A cholethorax should be suspected in any patient with a recent PTBD who presents with dyspnea right sided pleuritic chest pain. A chest xray should be obtained to evaluate for a pleural effusion. A thoracentesis, which is both diagnostic and therapeutic, should be performed. Diagnosis of cholethorax is made with a thoracentesis aspiration showing bilious green fluid with elevated pleural fluid total bilirubin. The ration of pleural total bilirubin to serum total bilirubin > 1.0 has been used as a diagnostic parameter [8, 13]. In our case this ratio was 2.1. Cultures should be sent. Antibiotics should be started empirically if a pyocholethorax is suspected. Of note, the most common organisms isolated from infected bile are Escherichia coli, Enterococcus, Klebsiella, and Enterobacter (Table 2)[15]. This is important when considering empiric antibiotic coverage. Diagnosis of pyocholethorax is made when bilious pleural fluid grows out bacteria.
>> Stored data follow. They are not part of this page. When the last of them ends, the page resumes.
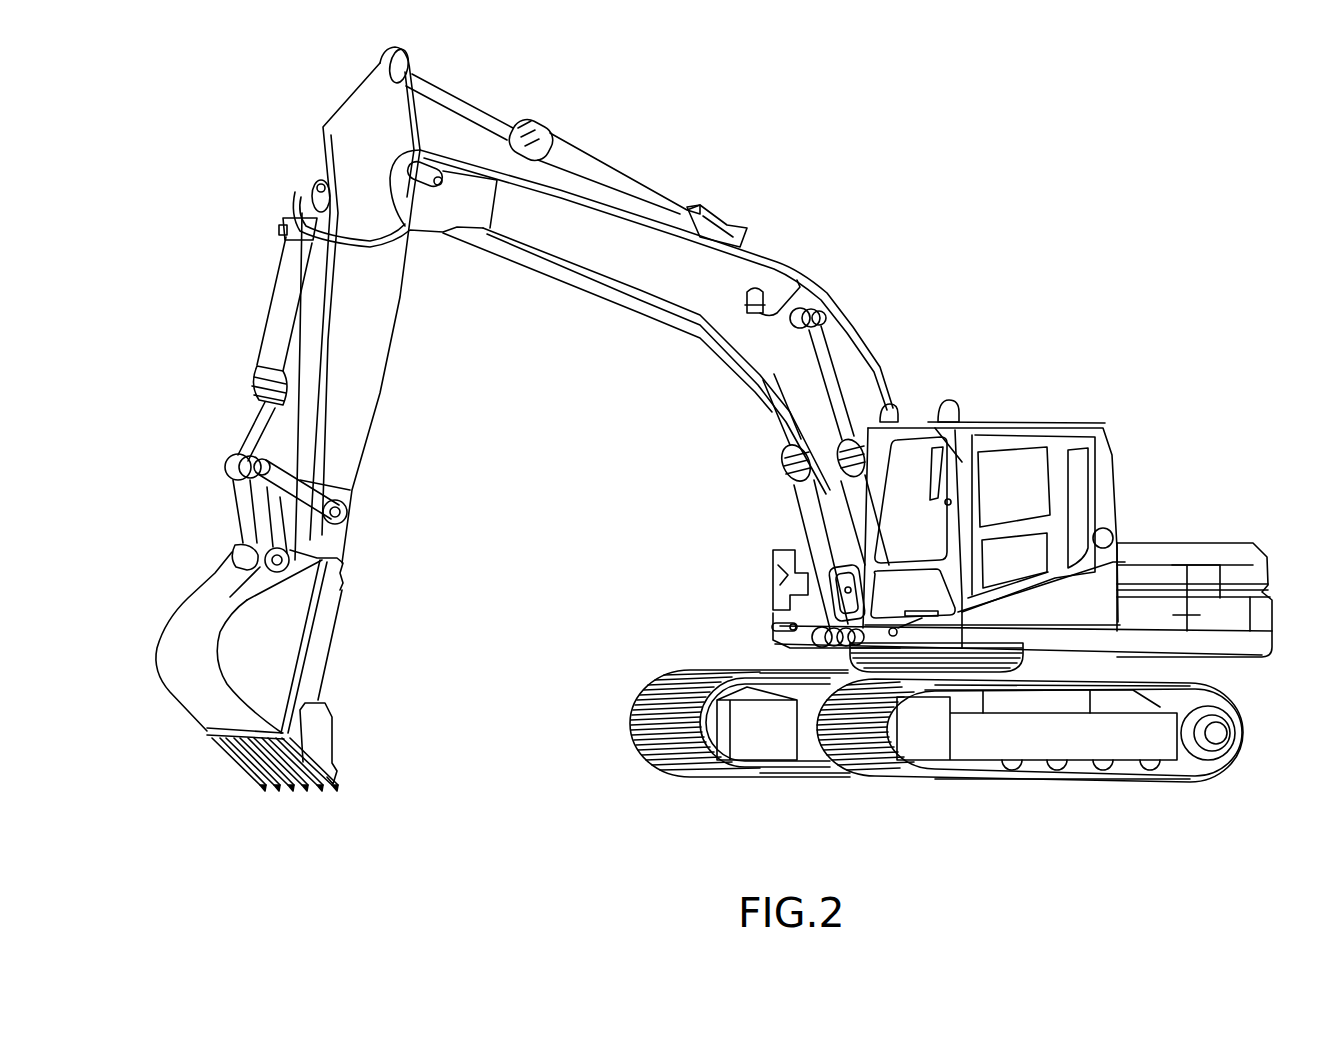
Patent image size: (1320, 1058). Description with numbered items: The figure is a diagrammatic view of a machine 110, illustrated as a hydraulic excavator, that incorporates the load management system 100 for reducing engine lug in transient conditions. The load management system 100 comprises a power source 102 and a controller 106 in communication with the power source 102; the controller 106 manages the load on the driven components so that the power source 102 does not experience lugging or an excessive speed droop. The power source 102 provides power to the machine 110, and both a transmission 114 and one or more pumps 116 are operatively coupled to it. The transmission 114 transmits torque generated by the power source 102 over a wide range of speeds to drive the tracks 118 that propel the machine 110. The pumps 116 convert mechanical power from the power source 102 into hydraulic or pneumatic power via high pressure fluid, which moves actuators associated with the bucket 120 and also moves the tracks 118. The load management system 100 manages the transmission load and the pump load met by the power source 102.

The load management system 100 is at (1126, 528).
The power source 102 is at (1243, 627).
The controller 106 is at (1101, 618).
The machine 110 is at (1035, 209).
The transmission 114 is at (1168, 572).
The pumps 116 is at (1169, 625).
The tracks 118 is at (1127, 783).
The bucket 120 is at (270, 652).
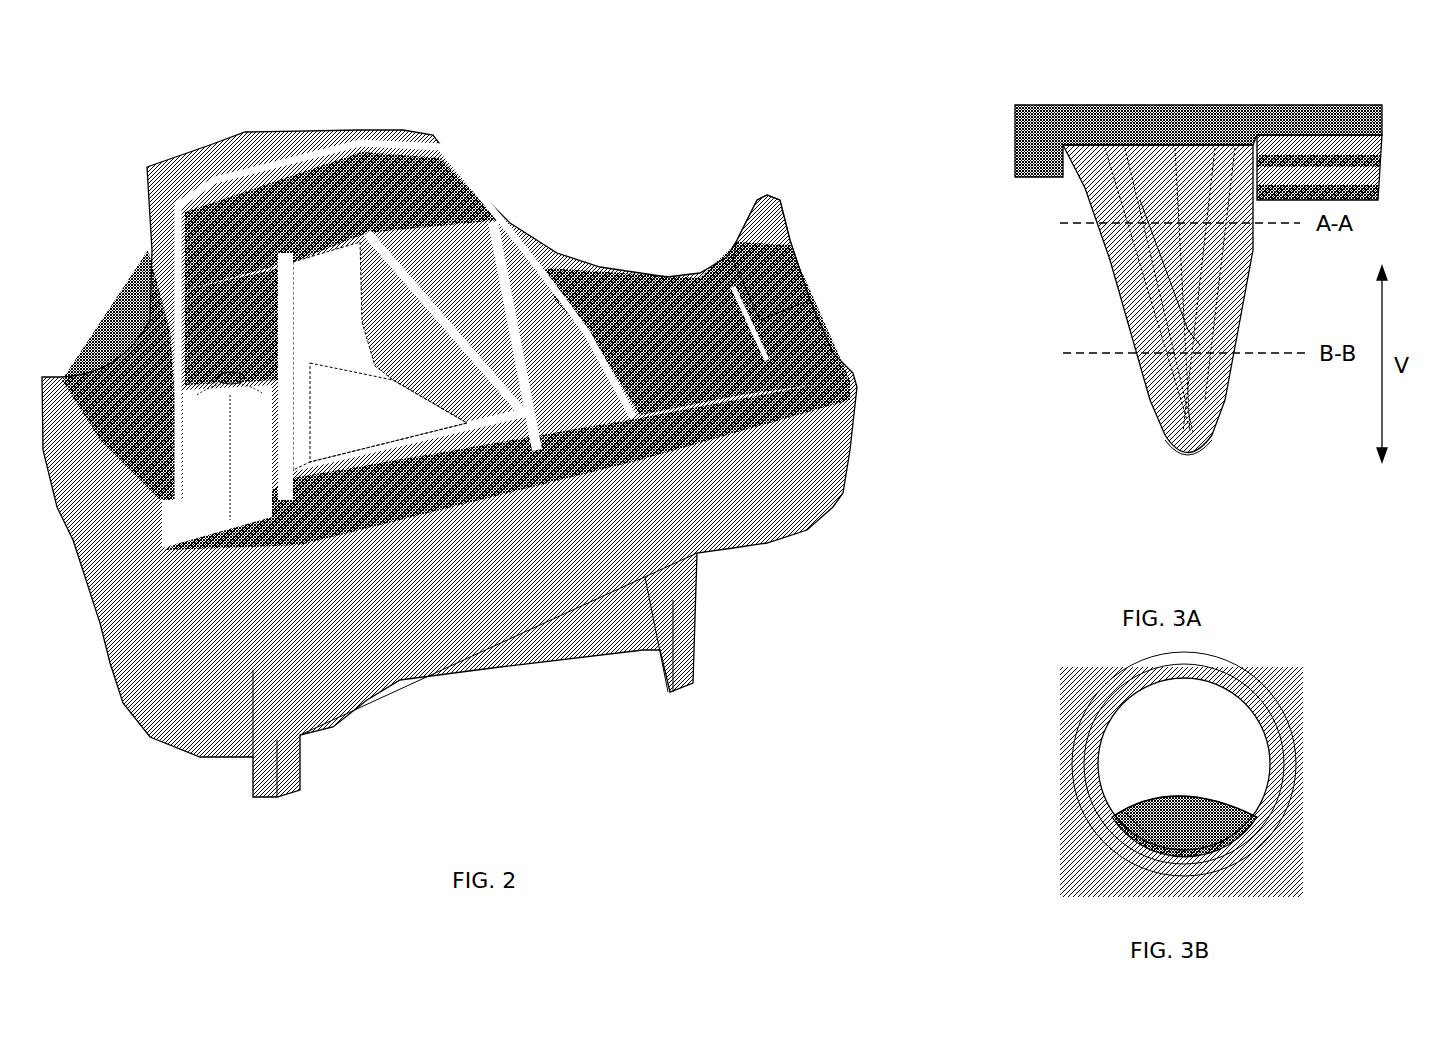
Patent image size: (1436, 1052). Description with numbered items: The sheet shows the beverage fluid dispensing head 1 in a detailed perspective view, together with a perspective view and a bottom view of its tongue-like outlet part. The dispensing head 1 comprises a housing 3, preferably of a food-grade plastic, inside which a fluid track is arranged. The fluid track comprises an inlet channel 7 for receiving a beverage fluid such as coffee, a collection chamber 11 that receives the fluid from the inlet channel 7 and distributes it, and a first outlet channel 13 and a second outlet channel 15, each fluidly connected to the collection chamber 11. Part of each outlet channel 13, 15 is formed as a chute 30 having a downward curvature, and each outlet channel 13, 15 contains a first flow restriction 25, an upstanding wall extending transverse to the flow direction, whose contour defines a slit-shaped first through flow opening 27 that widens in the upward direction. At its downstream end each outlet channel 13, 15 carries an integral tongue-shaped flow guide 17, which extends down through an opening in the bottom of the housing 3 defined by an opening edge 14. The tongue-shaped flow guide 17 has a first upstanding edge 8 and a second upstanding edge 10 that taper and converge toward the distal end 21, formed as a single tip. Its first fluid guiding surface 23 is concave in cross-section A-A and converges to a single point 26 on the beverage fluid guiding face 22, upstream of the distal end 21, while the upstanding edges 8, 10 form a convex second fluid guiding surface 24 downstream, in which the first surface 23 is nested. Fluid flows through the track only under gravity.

If pleural drainage is minimal a chest tube should be placed. If chest tube output is small, a more aggressive surgical approach should be considered. In our case, the patient a VATS decortication was required. If a fistula is present, imaging may be required. Imaging modalities include endoscopic retrograde cholangio-pancreatography (ERCP), percutaneous transhepatic cholangio (PTC), contrast-enhanced magnetic resonance cholangio (MRC) and hepatobiliary imino-diacetic acid (HIDA) scan. The latter two may be preferred for as they are less invasive. Treatment of biliary-pleural fistulas is surgical and carries a 97% success rate. Non operative management of biliary-pleural fistulas are successful in only 62% of cases [18]. Lastly, bile is a chemoirritant which causes extensive pleural inflammation and effective pleurodesis.
CONCLUSION
Cholethorax is a rare condition which has been increasingly reported following PTBD. It has occur with or without biliary-pleural fistula development. Treatment consists of pleural fluid removal (e.g. thoracentesis, chest tube placement, and VATS decortication), fistula closure if present, and antibiotics. A cholethorax may become infected becoming a pyocholethorax leading to rapid clinical deterioration. Therefore, prompt diagnosis and treatment are essential.